Today marked the first snowfall of the year, and I couldn’t resist capturing the snow coming down. Using the Slow Shutter Cam app on my iOS device, I captured this scene from my front window. Interestingly, this app ranks #10 in the Photo & Video category on the iOS App Store – a handy little tool I’ve used since 2010.
My Camera Settings
- Capture Mode: Light Trail
- Light Sensitivity: Full
- Shutter Speed: 15 seconds
If I tried to photograph the falling snow with a traditional long exposure, the snow would just disappear.
The trick with this app is that it doesn’t merely take a long exposure. Instead, it takes lots of micro photos throughout the time span. In this case, I shot for 15 seconds. It probably took 100 microphotos over those 15 seconds. Throughout those photos, any change in lighter objects will be marked on the image. That’s why the snow appears as dotted lines. A white car driving down the street would appear as white horizontal lines.

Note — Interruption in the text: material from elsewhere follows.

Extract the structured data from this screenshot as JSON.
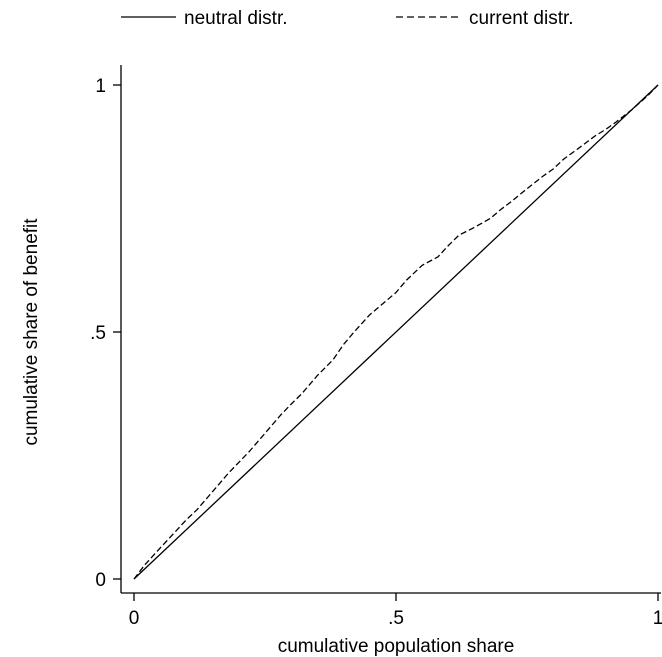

For comparison, here are a couple of images of sailboats going down the Chicago River.
An album for snowfall
As the snowflakes gently fell, my Spotify new music alerts give me a new winter album — “Minimalism for Winter” featuring Philip Glass, John Cage, and Arvo Pärt. This collection offers three hours and 45 minutes of immersive winter-themed music, perfect for a snowy day like today.
Listening to this album while watching the snowfall is a truly enchanting experience. Seeing Philip Glass, John Cage, and Arvo Pärt together in one album is pretty cool for me as I have a little bit of a history with each of these composers.
Being of Estonian descent (my father moved to America when he was four), I feel a connection to Arvo Pärt, one of Estonia’s most renowned musicians. In 2019, I stumbled upon a giant portrait of Arvo Pärt in downtown Chicago. (Another notable Estonian artist is Vanilla Ninja. Imagine blending the styles of Arvo Pärt and Vanilla Ninja – what an intriguing mix that would be!)
While I’m still on the hunt for Vanilla Ninja and Arvo Pärt mashups; today, I learned about some fascinating remixes of Philip Glass’s work.
During my college years, I was inspired by his repetitive structures to create art with rhythmic systems. One day, I’ll share some of my rhythm art from that era (1993-1997). To learn more about Philip Glass’s thoughts on art and vision, check out this article.
John Cage, known for his concept of silence in art, was brilliantly captured in words by Lynne Tillman:
All day, men — no women — took the microphone and spoke. There was always a buzz in the audience, whispers, an audible hum of excitement. Then it was time for John Cage. He walked onto the stage and began to speak, without the microphone. He stood at the center of the small stage and addressed the crowd. He talked, without amplification, and soon people in the audience shouted, “We can’t hear you, use the mic. We can’t hear you.” John Cage said, “You can, if you listen.” Everyone settled down, there was no more buzz, hum or rustling, there was silence, and John Cage spoke again, without the microphone, and everyone listened and heard perfectly.
Long-exposure photography is like an exercise in silence. You stand behind your camera quietly and absolutely motionless, waiting for the camera to finish its exposure. Your camera is capturing the scene visually. But you, the photographer, stand there, listening to your scene. Listening to the silence.
In 2018, I used the Slow Shutter Cam app to capture a snowfall in downtown Chicago from the Chicago Tribune offices in Prudential Plaza – a moment of peaceful observation in a bustling city.